La favorita de Apolo observó pasmada cómo de la brecha abierta brotaba un reguero de sangre; miró con detenimiento a Tarante y aunque estaba asustada, la verdad es que no le pareció un individuo peligroso. Pero la blasfemia era atroz y no podía salir indemne. Con la idea fija en mente de hacerle pagar con creces tamaño atrevimiento, la linda profetisa llamó a la guardia a voz en grito, arrancando la cortina y cubriéndose con ella al recordar que estaba completamente desnuda frente a su asaltante.
Los guardias se presentaron ipso facto en el dormitorio, abriendo la puerta a patadas con pasmosa facilidad; al verles entrar, a Tarante se le pasaron todos los males, se incorporó de un salto y corrió hacia la ventana, palpó con desesperación y rápidamente dio con la planta salvadora por la que había trepado y que le iba a permitir escapar de allí con vida, no sin antes despedirse de Apolonia con un furtivo y delicado beso en los labios. Uno de los guardias le siguió tronco abajo y el resto salió en busca de refuerzos para aprehender al sacrílego.

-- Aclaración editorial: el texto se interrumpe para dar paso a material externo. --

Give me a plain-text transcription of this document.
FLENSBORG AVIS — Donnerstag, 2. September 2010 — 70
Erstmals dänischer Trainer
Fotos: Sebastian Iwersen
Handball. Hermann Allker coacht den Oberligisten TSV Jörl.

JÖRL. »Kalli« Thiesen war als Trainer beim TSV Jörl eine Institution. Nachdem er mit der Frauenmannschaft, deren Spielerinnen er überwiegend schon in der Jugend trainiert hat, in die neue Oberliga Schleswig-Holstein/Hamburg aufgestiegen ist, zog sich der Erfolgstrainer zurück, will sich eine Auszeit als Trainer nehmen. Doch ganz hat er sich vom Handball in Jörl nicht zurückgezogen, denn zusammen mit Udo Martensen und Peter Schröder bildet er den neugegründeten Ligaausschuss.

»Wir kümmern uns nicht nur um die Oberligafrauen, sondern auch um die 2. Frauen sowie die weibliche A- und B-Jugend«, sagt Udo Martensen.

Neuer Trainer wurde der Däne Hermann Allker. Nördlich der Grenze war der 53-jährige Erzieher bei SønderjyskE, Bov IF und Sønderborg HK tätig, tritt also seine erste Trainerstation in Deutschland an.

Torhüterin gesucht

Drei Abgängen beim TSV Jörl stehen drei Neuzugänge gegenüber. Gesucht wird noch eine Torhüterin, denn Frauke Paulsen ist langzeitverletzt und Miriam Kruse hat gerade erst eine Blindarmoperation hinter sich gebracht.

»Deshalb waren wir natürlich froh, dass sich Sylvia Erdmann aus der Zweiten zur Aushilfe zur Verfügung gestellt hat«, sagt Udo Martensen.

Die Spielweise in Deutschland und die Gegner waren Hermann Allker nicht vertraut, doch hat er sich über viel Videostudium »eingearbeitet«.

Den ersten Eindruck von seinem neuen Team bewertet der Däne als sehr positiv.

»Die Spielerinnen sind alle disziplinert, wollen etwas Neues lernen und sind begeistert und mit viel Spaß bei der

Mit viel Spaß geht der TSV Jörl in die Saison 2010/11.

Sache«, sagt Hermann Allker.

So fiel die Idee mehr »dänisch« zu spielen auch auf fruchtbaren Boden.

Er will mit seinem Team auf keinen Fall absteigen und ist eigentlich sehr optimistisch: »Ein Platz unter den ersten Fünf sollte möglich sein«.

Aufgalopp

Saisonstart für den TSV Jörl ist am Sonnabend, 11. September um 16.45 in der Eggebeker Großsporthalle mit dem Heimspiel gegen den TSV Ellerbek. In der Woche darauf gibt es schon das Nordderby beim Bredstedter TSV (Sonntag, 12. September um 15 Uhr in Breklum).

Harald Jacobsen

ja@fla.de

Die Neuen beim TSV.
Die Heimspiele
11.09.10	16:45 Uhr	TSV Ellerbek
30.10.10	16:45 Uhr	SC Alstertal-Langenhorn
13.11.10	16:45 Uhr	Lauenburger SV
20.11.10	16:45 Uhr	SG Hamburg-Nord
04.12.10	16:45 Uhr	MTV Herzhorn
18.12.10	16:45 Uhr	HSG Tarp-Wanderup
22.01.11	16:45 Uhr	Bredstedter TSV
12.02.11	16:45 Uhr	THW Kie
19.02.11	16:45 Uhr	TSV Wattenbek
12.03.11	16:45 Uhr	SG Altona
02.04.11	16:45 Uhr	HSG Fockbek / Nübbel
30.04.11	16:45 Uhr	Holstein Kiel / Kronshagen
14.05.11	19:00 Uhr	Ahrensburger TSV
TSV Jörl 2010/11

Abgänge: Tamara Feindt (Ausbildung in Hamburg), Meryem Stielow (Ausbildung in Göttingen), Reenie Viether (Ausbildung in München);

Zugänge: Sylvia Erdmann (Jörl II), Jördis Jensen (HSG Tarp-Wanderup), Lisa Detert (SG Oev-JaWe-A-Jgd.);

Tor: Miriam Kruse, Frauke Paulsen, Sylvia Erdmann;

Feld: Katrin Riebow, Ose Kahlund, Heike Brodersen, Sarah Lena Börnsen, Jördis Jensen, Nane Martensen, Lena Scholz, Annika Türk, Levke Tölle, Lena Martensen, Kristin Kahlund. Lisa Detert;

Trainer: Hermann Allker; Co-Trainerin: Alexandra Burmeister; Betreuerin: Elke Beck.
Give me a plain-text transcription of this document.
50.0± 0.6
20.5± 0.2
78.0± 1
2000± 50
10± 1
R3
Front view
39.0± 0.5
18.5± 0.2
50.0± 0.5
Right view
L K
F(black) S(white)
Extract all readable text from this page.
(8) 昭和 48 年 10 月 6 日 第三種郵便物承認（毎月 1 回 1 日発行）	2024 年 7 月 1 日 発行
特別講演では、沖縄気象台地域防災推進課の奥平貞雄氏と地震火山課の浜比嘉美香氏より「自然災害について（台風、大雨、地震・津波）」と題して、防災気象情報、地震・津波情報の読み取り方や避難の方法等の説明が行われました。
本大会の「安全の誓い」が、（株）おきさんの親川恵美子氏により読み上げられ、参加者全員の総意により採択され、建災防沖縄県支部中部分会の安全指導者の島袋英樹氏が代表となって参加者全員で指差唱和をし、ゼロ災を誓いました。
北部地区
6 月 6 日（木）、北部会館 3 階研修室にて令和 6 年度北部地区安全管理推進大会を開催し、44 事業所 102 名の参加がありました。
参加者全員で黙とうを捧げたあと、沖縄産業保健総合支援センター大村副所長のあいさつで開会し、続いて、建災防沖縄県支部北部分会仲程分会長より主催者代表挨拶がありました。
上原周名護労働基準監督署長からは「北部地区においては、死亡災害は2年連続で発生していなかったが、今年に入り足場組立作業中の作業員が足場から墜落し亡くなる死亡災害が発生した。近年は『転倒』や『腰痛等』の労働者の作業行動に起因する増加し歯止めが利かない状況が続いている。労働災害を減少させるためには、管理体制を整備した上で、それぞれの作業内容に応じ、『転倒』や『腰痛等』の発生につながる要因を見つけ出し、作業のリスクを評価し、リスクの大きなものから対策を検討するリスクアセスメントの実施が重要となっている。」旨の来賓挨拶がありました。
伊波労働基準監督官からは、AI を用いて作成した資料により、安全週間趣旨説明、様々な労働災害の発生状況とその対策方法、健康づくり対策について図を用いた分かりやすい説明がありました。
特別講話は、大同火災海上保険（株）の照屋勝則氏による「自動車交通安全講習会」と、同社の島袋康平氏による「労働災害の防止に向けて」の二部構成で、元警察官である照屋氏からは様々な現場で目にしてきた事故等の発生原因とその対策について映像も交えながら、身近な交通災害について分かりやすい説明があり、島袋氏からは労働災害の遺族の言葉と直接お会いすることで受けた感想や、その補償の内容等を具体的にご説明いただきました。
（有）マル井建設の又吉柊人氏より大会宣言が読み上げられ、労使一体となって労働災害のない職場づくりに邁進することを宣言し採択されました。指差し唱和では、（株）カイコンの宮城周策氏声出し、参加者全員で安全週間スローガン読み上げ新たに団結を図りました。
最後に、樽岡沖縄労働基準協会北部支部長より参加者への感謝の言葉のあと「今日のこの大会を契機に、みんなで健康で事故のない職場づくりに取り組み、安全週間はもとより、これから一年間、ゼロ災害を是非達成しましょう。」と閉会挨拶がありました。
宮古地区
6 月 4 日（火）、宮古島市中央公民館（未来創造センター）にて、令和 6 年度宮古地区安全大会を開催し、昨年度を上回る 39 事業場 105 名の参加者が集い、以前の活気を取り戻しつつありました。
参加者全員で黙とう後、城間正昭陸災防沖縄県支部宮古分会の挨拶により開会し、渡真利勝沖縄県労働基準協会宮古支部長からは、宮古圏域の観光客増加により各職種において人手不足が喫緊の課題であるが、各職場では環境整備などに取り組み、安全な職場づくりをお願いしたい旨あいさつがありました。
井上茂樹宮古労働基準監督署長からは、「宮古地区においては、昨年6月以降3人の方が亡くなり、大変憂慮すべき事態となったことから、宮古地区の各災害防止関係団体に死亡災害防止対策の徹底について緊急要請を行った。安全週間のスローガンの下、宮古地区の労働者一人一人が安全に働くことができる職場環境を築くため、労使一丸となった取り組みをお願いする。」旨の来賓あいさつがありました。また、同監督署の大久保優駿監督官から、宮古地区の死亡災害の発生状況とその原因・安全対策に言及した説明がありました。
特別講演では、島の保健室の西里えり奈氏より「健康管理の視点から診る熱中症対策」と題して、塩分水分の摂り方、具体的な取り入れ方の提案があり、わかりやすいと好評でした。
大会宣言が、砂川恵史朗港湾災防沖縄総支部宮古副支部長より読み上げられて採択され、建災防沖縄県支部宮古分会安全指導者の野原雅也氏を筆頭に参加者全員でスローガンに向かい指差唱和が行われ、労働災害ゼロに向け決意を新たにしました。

La profetisa no daba crédito a lo ocurrido, se pasó la mano por los labios profanados, y, aturdida, se recostó sobre los almohadones del lecho, suplicando a los dioses, Apolo inclusive, que no tuvieran en cuenta su ira inicial y permitieran huir al intruso, pues morir por un beso era castigo excesivo hasta para la divinidad más vengativa.
III. EL AMADO DE AMÓN
Junto a una jábega ocupada por nasas y redes que despedían un fuerte olor a pescado, Eurínome arrancaba los pétalos de una margarita con la mirada puesta en el mar azul e inabarcable. Tan solo habían transcurrido unos días desde que diera el último adiós a su madre y de la partida a Delfos de Licandro, sin embargo, el tiempo parecía solidificarse en aquel aldeorro de tal manera, que las horas tenían la consistencia de años y empezaba a pensar que ya no volvería a ver a su hermano. Tomó con dos dedos el pétalo que restaba para que la flor quedara despojada de su corola, y frente a sus ojos oscuros dejó que el viento se lo llevara lejos. Justo en aquel instante oyó el sonido de unos cascos y unas voces familiares que anunciaban el ansiado regreso. Se levantó de un salto y distinguió las siluetas de los anhelados compañeros aproximándose a las casuchas de paja y barro en las que se habían estado hospedando durante los tediosos días de separación; su corazón latió con fuerza al comprobar que su adorado Licandro hallábase sano y salvo, aunque no olvidaba que se había referido a ella como criatura frágil que jamás antes había sufrido. “¡Qué sabrá él de los sufrimientos de una niña!”, se dijo poniendo los brazos en jarras, “no permitiré que crea que he llorado por su causa; verán todos que no represento ninguna carga y que merezco estar entre ellos”. Persuadida de cómo debía comportarse, se dirigió con paso sereno hasta donde los cuatro viajeros explicaban ya, entre abrazos fraternales, su aventura en el mítico santuario. Tarante hablaba sin parar, emocionado ante la visión de la nave que les aguardaba anclada a poca distancia; a su lado, Licandro y Androcles le escuchaban con la indignación cincelada en el rostro, al no denotar en sus palabras indicio alguno de culpa por la descabellada ocurrencia que casi les había costado la vida.